On 18.04.2015 18:37, Rich Felker wrote:
>> @Rich: I still get DNS error (Mozilla Thunderbird) for
>>, when tying to send mail :(
> Odd. I just verified that Google's resolves it right, so I
> don't know what's wrong, but it seems to be on your end. Let me know
> if you find anything that looks like a problem on my side.

AFAIK, you use a CNAME as MX, which is resolved on some, but not all 
systems / programs. You need to add an absolute IP address for your MX, 
not a CNAME, to be accessible for all.

A-record lookup is ok (resolved recursive), but MX lookup fails (doesn't 
do recursive lookup everywhere).

>> On 18.04.2015 17:58, Rich Felker wrote:
> Well anything that gets code execution in the dropbear session process
> would be able to steal the key still. The only added protection you'd
> get is is against heartbleed-type attacks (arbitrary memory read but
> no code exeution).

ACK, ... isn't that bad, to protect against that kind of key steeling, 
with a very simple solution, and no need to further code restructuring?

IMO it is a quick intermediate solution, until someone may be able to 
restructure key creation code, still giving the possibility to let 
dropbear drop root privileges completely (except pty/utmp question).

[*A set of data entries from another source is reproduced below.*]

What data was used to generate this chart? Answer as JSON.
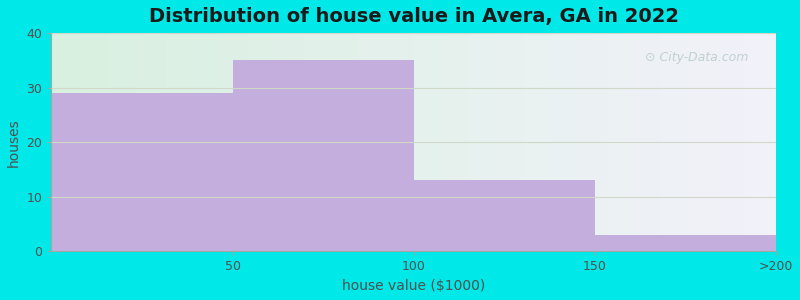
{
  "title": "Distribution of house value in Avera, GA in 2022",
  "xlabel": "house value ($1000)",
  "ylabel": "houses",
  "categories": [
    "50",
    "100",
    "150",
    ">200"
  ],
  "values": [
    29,
    35,
    13,
    3
  ],
  "bar_color": "#c4aedd",
  "ylim": [
    0,
    40
  ],
  "yticks": [
    0,
    10,
    20,
    30,
    40
  ],
  "xlim": [
    0,
    4
  ],
  "bg_outer": "#00e8e8",
  "bg_left": "#d8f0e0",
  "bg_right": "#f0f0f8",
  "grid_color": "#d0d8c8",
  "title_fontsize": 14,
  "axis_fontsize": 10,
  "tick_fontsize": 9,
  "title_color": "#1a1a1a",
  "label_color": "#505050",
  "watermark_text": "City-Data.com",
  "watermark_color": "#b8ccc8"
}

>> So consider my suggestion a simpler to implement solution, in
>> between having full root privileges or hanging keys in memory, and
>> an external process to do the rekey steps (in addition: with the
>> possibility to let that process use the dropbear group and not root
>> to access keys - even better than let that process hang around as
>> root)
> If this external process is setuid/setgid, I consider that a much
> bigger vuln.

Just to mention: My statement 'separate process' doesn't included or 
intended a separate suid/sgid program.

> It would have to somehow verify that it's being invoked
> by a valid dropbear session process and not some other caller that
> just wants to use it to steal keys/forge key negotiations, and you
> have all the usual issues with setuid programs having to be defensive
> about the state they inherit when invoked.

I didn't think of an exec to a separate program, but just fork and let a 
process for key management run in the back. So a bit simpler to verify 
authentication of caller, but still somehow required ... or what else 
did you suggest?

> If on the other hand the session process just kept gid=dropbear to
> open and reload the key, it wouldn't be so bad.

That's it, the key creator part doesn't need root privileges for it's 
operation either. That is just a combination of the two approaches.